Per PPP labout wages in China = USD 14 / 3.72 = 3.76
Per PPP labour wages in India = USD 10 / 2.9 = 3.44
So how much more the labou in China from India? = 8.1 %.
So it is not too much the difference in the factor cost of labour or capital. The major difference comes in due to the currency manipulation by China. That is why the end product is cheaper than India.
But if Huawei makes the equipment in India, they can go around the non-tariff barriers + also the tariffs = about 38% including SD & CVD. That should by the end make them more competitive when they make in India rather than import from China.
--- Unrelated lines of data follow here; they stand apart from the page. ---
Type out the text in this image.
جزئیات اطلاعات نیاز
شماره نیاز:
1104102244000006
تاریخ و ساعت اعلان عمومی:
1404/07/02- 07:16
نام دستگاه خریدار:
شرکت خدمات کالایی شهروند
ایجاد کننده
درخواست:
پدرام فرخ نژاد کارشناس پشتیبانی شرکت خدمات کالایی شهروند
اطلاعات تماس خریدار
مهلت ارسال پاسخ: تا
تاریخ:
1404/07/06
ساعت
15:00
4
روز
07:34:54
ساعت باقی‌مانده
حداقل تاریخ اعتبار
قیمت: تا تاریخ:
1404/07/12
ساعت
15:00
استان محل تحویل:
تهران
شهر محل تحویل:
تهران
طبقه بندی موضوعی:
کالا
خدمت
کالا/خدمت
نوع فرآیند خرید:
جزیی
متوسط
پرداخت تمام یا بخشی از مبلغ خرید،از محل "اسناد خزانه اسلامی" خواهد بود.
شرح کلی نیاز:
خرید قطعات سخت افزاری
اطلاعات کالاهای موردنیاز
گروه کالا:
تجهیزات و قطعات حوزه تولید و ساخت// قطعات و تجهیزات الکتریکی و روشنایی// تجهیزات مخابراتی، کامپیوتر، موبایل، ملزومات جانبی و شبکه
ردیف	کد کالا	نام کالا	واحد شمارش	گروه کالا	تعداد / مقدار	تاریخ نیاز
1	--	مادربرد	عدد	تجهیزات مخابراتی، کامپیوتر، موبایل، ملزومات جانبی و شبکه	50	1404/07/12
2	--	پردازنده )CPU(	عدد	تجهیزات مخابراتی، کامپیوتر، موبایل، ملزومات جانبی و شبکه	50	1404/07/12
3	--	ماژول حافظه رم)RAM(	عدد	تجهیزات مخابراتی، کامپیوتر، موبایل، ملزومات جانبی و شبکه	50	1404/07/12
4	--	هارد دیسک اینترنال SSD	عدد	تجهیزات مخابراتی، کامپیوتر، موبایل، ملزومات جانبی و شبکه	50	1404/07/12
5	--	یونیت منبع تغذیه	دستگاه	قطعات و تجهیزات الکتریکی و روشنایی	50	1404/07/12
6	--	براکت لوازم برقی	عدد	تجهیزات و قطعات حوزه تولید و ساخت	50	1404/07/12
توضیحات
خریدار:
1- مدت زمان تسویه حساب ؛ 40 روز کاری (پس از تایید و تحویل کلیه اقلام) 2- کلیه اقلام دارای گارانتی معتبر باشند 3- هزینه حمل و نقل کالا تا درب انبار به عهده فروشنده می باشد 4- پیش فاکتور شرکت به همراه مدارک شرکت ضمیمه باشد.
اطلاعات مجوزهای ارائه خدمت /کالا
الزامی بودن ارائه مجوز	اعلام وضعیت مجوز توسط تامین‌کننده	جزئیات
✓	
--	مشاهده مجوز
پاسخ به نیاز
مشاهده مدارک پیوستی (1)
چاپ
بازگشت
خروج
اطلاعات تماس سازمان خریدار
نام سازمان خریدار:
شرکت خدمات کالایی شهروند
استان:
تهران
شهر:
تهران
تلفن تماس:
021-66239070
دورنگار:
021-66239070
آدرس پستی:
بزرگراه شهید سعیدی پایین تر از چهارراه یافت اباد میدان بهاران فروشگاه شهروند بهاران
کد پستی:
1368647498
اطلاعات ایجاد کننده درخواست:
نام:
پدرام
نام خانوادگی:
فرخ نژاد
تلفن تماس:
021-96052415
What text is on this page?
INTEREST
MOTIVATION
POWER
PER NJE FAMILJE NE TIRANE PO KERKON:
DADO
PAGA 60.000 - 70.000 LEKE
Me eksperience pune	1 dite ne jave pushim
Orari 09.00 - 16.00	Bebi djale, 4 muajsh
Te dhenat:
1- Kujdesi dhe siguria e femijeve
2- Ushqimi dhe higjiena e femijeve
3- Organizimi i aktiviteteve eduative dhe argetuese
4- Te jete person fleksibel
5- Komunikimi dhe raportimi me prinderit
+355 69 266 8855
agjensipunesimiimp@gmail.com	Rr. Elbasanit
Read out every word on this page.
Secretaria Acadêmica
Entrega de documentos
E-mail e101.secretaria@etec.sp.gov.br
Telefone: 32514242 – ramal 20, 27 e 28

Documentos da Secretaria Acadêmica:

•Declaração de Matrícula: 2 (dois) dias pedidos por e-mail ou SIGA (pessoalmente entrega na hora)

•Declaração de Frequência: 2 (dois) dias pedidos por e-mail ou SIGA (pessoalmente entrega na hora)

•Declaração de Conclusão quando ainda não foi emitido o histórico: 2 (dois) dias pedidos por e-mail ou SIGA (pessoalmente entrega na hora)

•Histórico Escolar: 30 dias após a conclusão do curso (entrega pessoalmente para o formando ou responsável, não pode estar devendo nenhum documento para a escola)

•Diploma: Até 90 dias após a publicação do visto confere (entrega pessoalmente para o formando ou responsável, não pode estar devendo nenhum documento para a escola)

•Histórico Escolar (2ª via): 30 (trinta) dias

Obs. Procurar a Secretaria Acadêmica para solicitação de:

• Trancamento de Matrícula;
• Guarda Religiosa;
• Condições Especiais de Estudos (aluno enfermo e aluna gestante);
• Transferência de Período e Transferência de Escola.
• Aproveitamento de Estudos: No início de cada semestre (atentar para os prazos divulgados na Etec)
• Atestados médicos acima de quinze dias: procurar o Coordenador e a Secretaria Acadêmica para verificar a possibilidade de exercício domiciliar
But the point is: They have to invest in India to do that.
^^ you know
NOTHING on economics and international finance, because you are repeatedly making blunders even in Economics 101.
I have no time to correct you sentence by sentence, but to point out the main areas where you are BSing:
Directly comparing China and India in PPP terms as you do, hence to derive your wage differtial "conclusion" is patently misleading and grossly violating the very spirit of PPP which is solely based on Law of Universal One Price due to efficient arbitrage.
In layman's term, comparing China and India in PPP term is implicitly assuming that China and India have
the SAME trade tarrifs/restrictions and
the SAME internal transpotation cost, alongwith other 3 or 4 BIG catagories of similar dumb assumptions.
As any idiot will tell you that the differences on
infrastructure (directly correlated with tranportation cost) and
trade restrictions (import/export tarriffs, labour unions, govt politics, local practics, etc.) between China and India are MASSIVE, which should massively over-states India's GDP in PPP term compared to China, other factors being equal (PPP is misleading concept when directly applying to country-to-country comparison, being laughed at by any serious economist; but it couls be a useful machanism mainly hlepful when applied to very homogenious regions), hence the wage differential based on your fanboy PPP-based GDP assumption is far from reality.
In case of China and India, I would more incline to trust exchange rate-based numbers, adjusted by the market-consensus degree of appreciation of Chinese RMB in relation to Rupee, which could in theory result as large as 4 times wage difference between China and India. One of my mates did a field project years ago containing monthly manufacturing labour costs between China and India, his similar conclusion of about 4X (China about 300 and India about 60-80) confirms the theory to a certain extent.